Prior to WW2, traditional big cities were very dense, much more so than now, mainly because people occupied much less space, they were denser than even modern Hong Kong. Housing was principally low-rise, terraces, courtyard houses and walk-up flats. The elevator facilitated the first towers, mainly for offices, but some apartments for the wealthy. The centre of town was expensive, both the land and the building cost.
With the post-WW2 reconstruction of Europe new ways of building arrived. The Swiss-French architect Le Corbusier was a big ideas man, he wanted to rebuild Paris as a city of towers in green space, with wider roads for cars. This became the dominant paradigm in this frantic period of re-building using industrialised building technologies. Some communities resisted this so-called slum clearing, both here and overseas. A similar debate was raging in Sydney over redevelopment in Waterloo and Woolloomooloo in the 1970s. Towers were abandoned in favour of new low- and medium-rise housing types.
Many studies and projects have demonstrated that big cities can work fine, better socially and environmentally with low-rise. Low- and medium-rise is greener, cheaper, and can achieve densities comparable with high-rise. Towers need to be spaced out to achieve acceptable sun, light and privacy; hence diminishing returns with height. Developers like high-rise in high-demand locations where they increase the yield and capture views, whilst externalising the impacts.

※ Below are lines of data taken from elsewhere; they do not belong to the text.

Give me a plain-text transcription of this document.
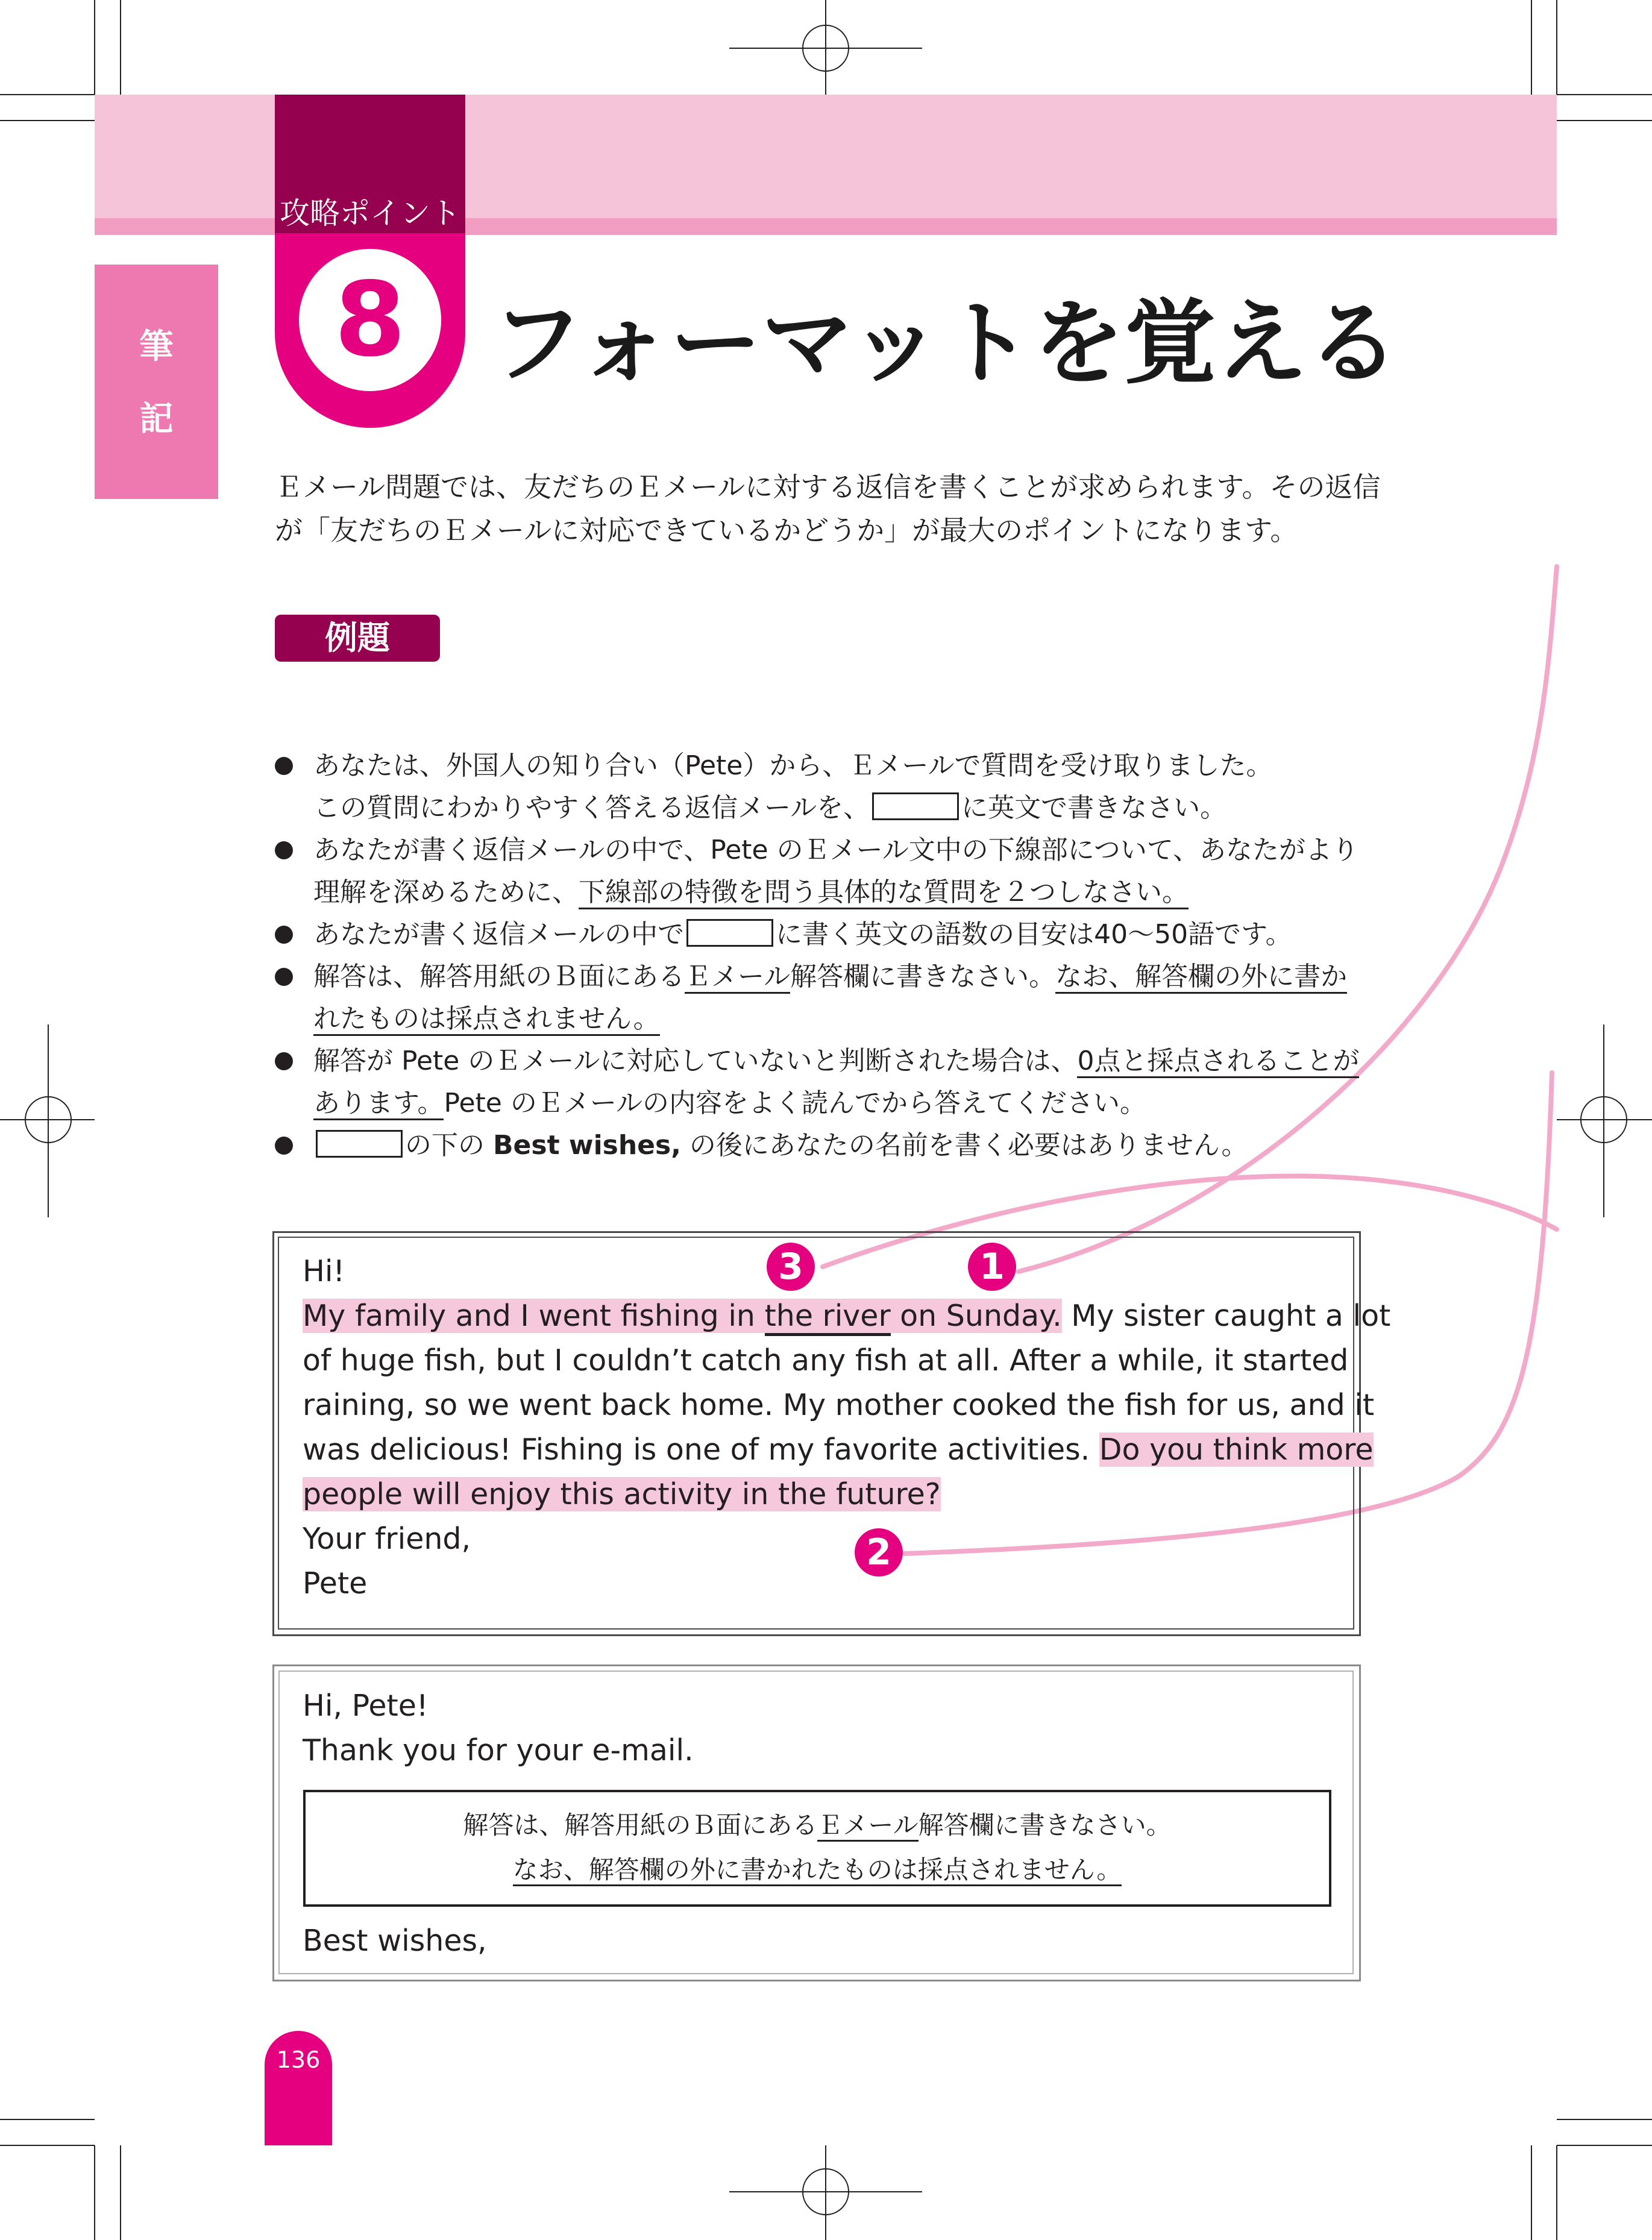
攻略ポイント
8 フォーマットを覚える
筆
記
Ｅメール問題では、友だちのＥメールに対する返信を書くことが求められます。その返信
が「友だちのＥメールに対応できているかどうか」が最大のポイントになります。
例題
あなたは、外国人の知り合い（Pete）から、Ｅメールで質問を受け取りました。
この質問にわかりやすく答える返信メールを、	に英文で書きなさい。
あなたが書く返信メールの中で、Pete のＥメール文中の下線部について、あなたがより
理解を深めるために、下線部の特徴を問う具体的な質問を２つしなさい。
あなたが書く返信メールの中で	に書く英文の語数の目安は40～50語です。
解答は、解答用紙のＢ面にあるＥメール解答欄に書きなさい。なお、解答欄の外に書か
れたものは採点されません。
解答が Pete のＥメールに対応していないと判断された場合は、0点と採点されることが
あります。Pete のＥメールの内容をよく読んでから答えてください。
の下の Best wishes, の後にあなたの名前を書く必要はありません。
Hi!
My family and I went fishing in the river on Sunday. My sister caught a lot
of huge fish, but I couldn’t catch any fish at all. After a while, it started
raining, so we went back home. My mother cooked the fish for us, and it
was delicious! Fishing is one of my favorite activities. Do you think more
people will enjoy this activity in the future?
Your friend,
Pete
1
2
3
Hi, Pete!
Thank you for your e-mail.
解答は、解答用紙のＢ面にあるＥメール解答欄に書きなさい。
なお、解答欄の外に書かれたものは採点されません。
Best wishes,
136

Most of the new urban world is low- to medium-rise, not lift dependent. A fine-grain renewal of Sydney at two storeys would accommodate its growth within the current urban area. This would require much more equitable sharing of space; the big houses on big blocks should go. With a better spread of jobs and facilities, a decent modern transport system and greatly reduced car use, this would produce a much more efficient and pleasant city than what we know. The vested interests against this are huge. As with many of our key issues, the technical solutions are evident but for an absence of political courage.
Our model in the last 20 years has been a political fix, not good planning. This model has entailed putting high density medium- and high-rise dwellings mostly into old centres allied to stations, as well as sucking up the former industrial areas. Established suburbs, which have mostly seen the replacement of small houses with larger ones, have been avoided. Decreasing household sizes have also resulted in such suburbs housing fewer people. This is a patchwork model mostly providing poor quality housing for renters and is hugely socially polarising.
Of course, variations in density related to location and transport are sensible, including some high-rise for the wealthy in the centres. But not this current highly distorted model, which is also not the route to affordable housing close to jobs and services.
Our exclusionary planning controls are a big part of the problem; swags of Sydney are quarantined for large detached houses on large lots. Swags of Sydney have poor quality obsolete housing that can readily take low-rise medium density, not the bulkier McMansions encouraged by our tax regime. The planning controls prevent this necessary transition. It is easier to pick off the cherries in the inner city.
This is because the taller the building, the broader the spacing required for sun, light and privacy as well as landscaping and recreation space – diminishing returns, unless marketing views is the drive. High-rise may be about twice as dense as a terraced suburb, but not much more than medium-rise such as the recent infill flats in Redfern demonstrate (see photo of Poets Corner).
Only about half the city is housing, excluding the roads. It would be easier to compact the city by reducing road and parking space than by a major jump in the density.
The selective, lumpy development of Sydney over the last 20 years is socially divisive: Sydney is running out of the politically easy options. We need to tackle the suburbs.
There are limited opportunities along transport corridors including the Eveleigh to Central belt. However the potential of Eveleigh to Central has been greatly exaggerated by the lobbyists. It presents a lot of technical and environmental challenges, and will be a minor player in the growth of the city. And this form of development will not be affordable; the suggestion that it may have to be up to 90 storeys to justify the costs of building over the railway is laughable, as costs escalate with height.
We cannot avoid re-thinking the established suburbs; this is a political not a planning issue. High-rise is not a significant solution to urban housing in Sydney. It is more expensive, much less green, and qualitatively inferior for the needs of most people compared with low-rise in the suburbs, with scope for medium-rise in our centres.
When people are consulted/participate they can make the hard choices (for their kids at least). A proper process can allow re-thinking the suburbs to occur. The inner city will continue to grow, but it will be a small part of the re-urbanisation that needs to happen.